O grau de vigarice para recorrer a estes expedientes sórdidos é próprio dos revolucionários do avesso – nada a ver com conservadores – que sentiram o efeito da reportagem, uma vez que ela expôs também suas parcerias e articulações virtuais contra pessoas que eles encaravam como obstáculos, inclusive dentro do próprio governo, como o general Santos Cruz, então ministro, fritado interna e externamente pelo grupo.
É natural que intelectuais, investidores e supostos influenciadores que passaram a atuar como porta-vozes de Filipe Martins, repudiando ministros e decisões que o assessor do presidente despreza, acusem jornalistas daquilo que eles são e fazem.
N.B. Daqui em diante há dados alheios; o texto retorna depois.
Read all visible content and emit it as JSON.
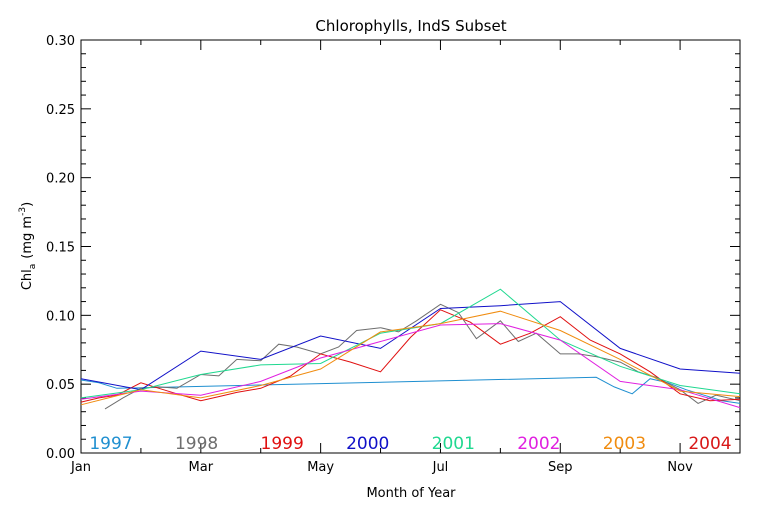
{
  "chart_data": {
    "type": "line",
    "title": "Chlorophylls, IndS Subset",
    "xlabel": "Month of Year",
    "ylabel": "Chl",
    "ylabel_sub": "a",
    "ylabel_unit": "(mg m",
    "ylabel_sup": "-3",
    "ylabel_close": ")",
    "xlim": [
      1,
      12
    ],
    "ylim": [
      0,
      0.3
    ],
    "x_ticks": [
      {
        "value": 1,
        "label": "Jan"
      },
      {
        "value": 3,
        "label": "Mar"
      },
      {
        "value": 5,
        "label": "May"
      },
      {
        "value": 7,
        "label": "Jul"
      },
      {
        "value": 9,
        "label": "Sep"
      },
      {
        "value": 11,
        "label": "Nov"
      }
    ],
    "y_ticks": [
      {
        "value": 0.0,
        "label": "0.00"
      },
      {
        "value": 0.05,
        "label": "0.05"
      },
      {
        "value": 0.1,
        "label": "0.10"
      },
      {
        "value": 0.15,
        "label": "0.15"
      },
      {
        "value": 0.2,
        "label": "0.20"
      },
      {
        "value": 0.25,
        "label": "0.25"
      },
      {
        "value": 0.3,
        "label": "0.30"
      }
    ],
    "grid": false,
    "legend": "bottom",
    "series": [
      {
        "name": "1997",
        "color": "#1f8fd0",
        "x": [
          1.0,
          1.3,
          1.6,
          9.6,
          9.9,
          10.2,
          10.5,
          10.8,
          11.1,
          11.4,
          11.7,
          12.0
        ],
        "y": [
          0.053,
          0.051,
          0.047,
          0.055,
          0.048,
          0.043,
          0.054,
          0.051,
          0.046,
          0.042,
          0.038,
          0.036
        ]
      },
      {
        "name": "1998",
        "color": "#6e6e6e",
        "x": [
          1.4,
          1.7,
          2.0,
          2.3,
          2.6,
          3.0,
          3.3,
          3.6,
          4.0,
          4.3,
          4.6,
          5.0,
          5.3,
          5.6,
          6.0,
          6.3,
          6.6,
          7.0,
          7.3,
          7.6,
          8.0,
          8.3,
          8.6,
          9.0,
          9.3,
          9.6,
          10.0,
          10.3,
          10.6,
          11.0,
          11.3,
          11.6,
          12.0
        ],
        "y": [
          0.032,
          0.04,
          0.047,
          0.048,
          0.047,
          0.057,
          0.056,
          0.068,
          0.067,
          0.079,
          0.077,
          0.072,
          0.077,
          0.089,
          0.091,
          0.088,
          0.096,
          0.108,
          0.102,
          0.083,
          0.096,
          0.081,
          0.087,
          0.072,
          0.072,
          0.07,
          0.066,
          0.059,
          0.055,
          0.046,
          0.036,
          0.042,
          0.038
        ]
      },
      {
        "name": "1999",
        "color": "#e01010",
        "x": [
          1.0,
          1.3,
          1.6,
          2.0,
          2.3,
          2.6,
          3.0,
          3.3,
          3.6,
          4.0,
          4.5,
          5.0,
          5.5,
          6.0,
          6.5,
          7.0,
          7.5,
          8.0,
          8.5,
          9.0,
          9.5,
          10.0,
          10.5,
          11.0,
          11.5,
          12.0
        ],
        "y": [
          0.037,
          0.04,
          0.042,
          0.051,
          0.047,
          0.043,
          0.038,
          0.041,
          0.044,
          0.047,
          0.056,
          0.072,
          0.066,
          0.059,
          0.084,
          0.104,
          0.095,
          0.079,
          0.087,
          0.099,
          0.082,
          0.072,
          0.059,
          0.043,
          0.038,
          0.039
        ]
      },
      {
        "name": "2000",
        "color": "#1010c8",
        "x": [
          1.0,
          2.0,
          3.0,
          4.0,
          5.0,
          6.0,
          7.0,
          8.0,
          9.0,
          10.0,
          11.0,
          12.0
        ],
        "y": [
          0.054,
          0.046,
          0.074,
          0.068,
          0.085,
          0.076,
          0.105,
          0.107,
          0.11,
          0.076,
          0.061,
          0.058
        ]
      },
      {
        "name": "2001",
        "color": "#20d890",
        "x": [
          1.0,
          2.0,
          3.0,
          4.0,
          5.0,
          6.0,
          7.0,
          8.0,
          9.0,
          10.0,
          11.0,
          12.0
        ],
        "y": [
          0.04,
          0.046,
          0.057,
          0.064,
          0.065,
          0.087,
          0.094,
          0.119,
          0.082,
          0.063,
          0.049,
          0.043
        ]
      },
      {
        "name": "2002",
        "color": "#e020e0",
        "x": [
          1.0,
          2.0,
          3.0,
          4.0,
          5.0,
          6.0,
          7.0,
          8.0,
          9.0,
          10.0,
          11.0,
          12.0
        ],
        "y": [
          0.039,
          0.045,
          0.042,
          0.052,
          0.069,
          0.081,
          0.093,
          0.094,
          0.082,
          0.052,
          0.046,
          0.033
        ]
      },
      {
        "name": "2003",
        "color": "#f08c10",
        "x": [
          1.0,
          2.0,
          3.0,
          4.0,
          5.0,
          6.0,
          7.0,
          8.0,
          9.0,
          10.0,
          11.0,
          12.0
        ],
        "y": [
          0.035,
          0.046,
          0.04,
          0.049,
          0.061,
          0.088,
          0.094,
          0.103,
          0.089,
          0.068,
          0.045,
          0.041
        ]
      },
      {
        "name": "2004",
        "color": "#d81818",
        "x": [],
        "y": []
      }
    ]
  }
}
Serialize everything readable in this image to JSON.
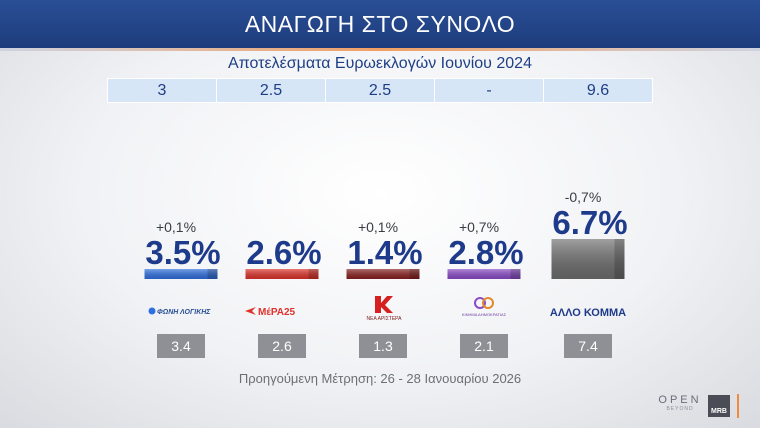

Mas qualquer jornalista sério tem o dever de expor ao público fatos incômodos sobre todos os grupos políticos, a despeito da incontrolável exploração que seus adversários farão desses fatos.
Marcelo Crivella, por exemplo, explorou em horário eleitoral na TV, durante sua campanha vitoriosa de 2016 para prefeito do Rio de Janeiro, o vídeo, descoberto e publicado por mim, no qual seu concorrente socialista Marcelo Freixo, do PSOL, passava pano para os black blocks, antes da morte do cinegrafista Santiago Andrade, atingido por um rojão disparado por dois delinquentes do dito “movimento”.
Isto sem falar nas numerosas vezes em que o próprio Jair Bolsonaro e seus filhos exploraram meus artigos e comentários sobre os descalabros petistas, como também fez outro dia – sem dar crédito – um investidor bolsonarista que esperneia contra mim, com suas teorias conspiratórias, desde a publicação da matéria sobre a falta de transparência de sua patota. Curiosamente, ele citou uma antiga postagem minha sobre a vantagem recebida pelo irmão de um blogueiro e ex-assessor de Lula. O blogueiro – que embolsava verba de publicidade federal durante o governo do PT e que até hoje posa de jornalista isento legitimando narrativas petistas – me processou, mas perdeu.
Agora que o ministro da Educação, Abraham Weintraub, virou alvo de parte da militância chapa-branca em razão de uma decisão sobre o futuro da TV Escola, vinculada ao MEC, surgiu mais um episódio emblemático da atuação da tropa virtual. Diante do título crítico e pejorativo da postagem “Weintrouble entrega educação à esquerda ao extinguir TV Escola”, uma mulher ironizou o editor do site bolsonarista, Flávio Morgenstern: “Que estranho, Flávio… Acho que você deveria conversar com seu amigo Filipe Martins antes de publicar algo assim.” Flávio então admitiu, de modo oblíquo: “Vai sonhando que não conversamos e que ele discorda uma vírgula de mim…”
Depois, como de costume nesses casos, publicou uma thread para negar que quis dizer o que disse. Mas vai sonhando o leitor que o assessor presidencial não terceiriza os ataques para a tropa. Vai sonhando que a militância não atua como garota de recados de integrantes do governo, sobretudo quando sente a perda de potenciais boquinhas.
“No dia de maior ataque da esquerda globalista contra meu irmão, um grupelho de arrogantes ditos de direita se juntou pra aproveitar e bater também”, lamentou Arthur Weintraub. “Atitude covarde. Com ele exausto saindo de férias! Resultado, tiveram visibilidade e [a] mídia podre tá usando o caso contra meu irmão.” Segundo Arthur, “são uns 4 egoístas, vaidosos. Estão querendo espaço e por isso batem nele.”
A família Weintraub, pelo visto, já está consciente da companhia que tem.
* Felipe Moura Brasil é diretor de Jornalismo da Jovem Pan.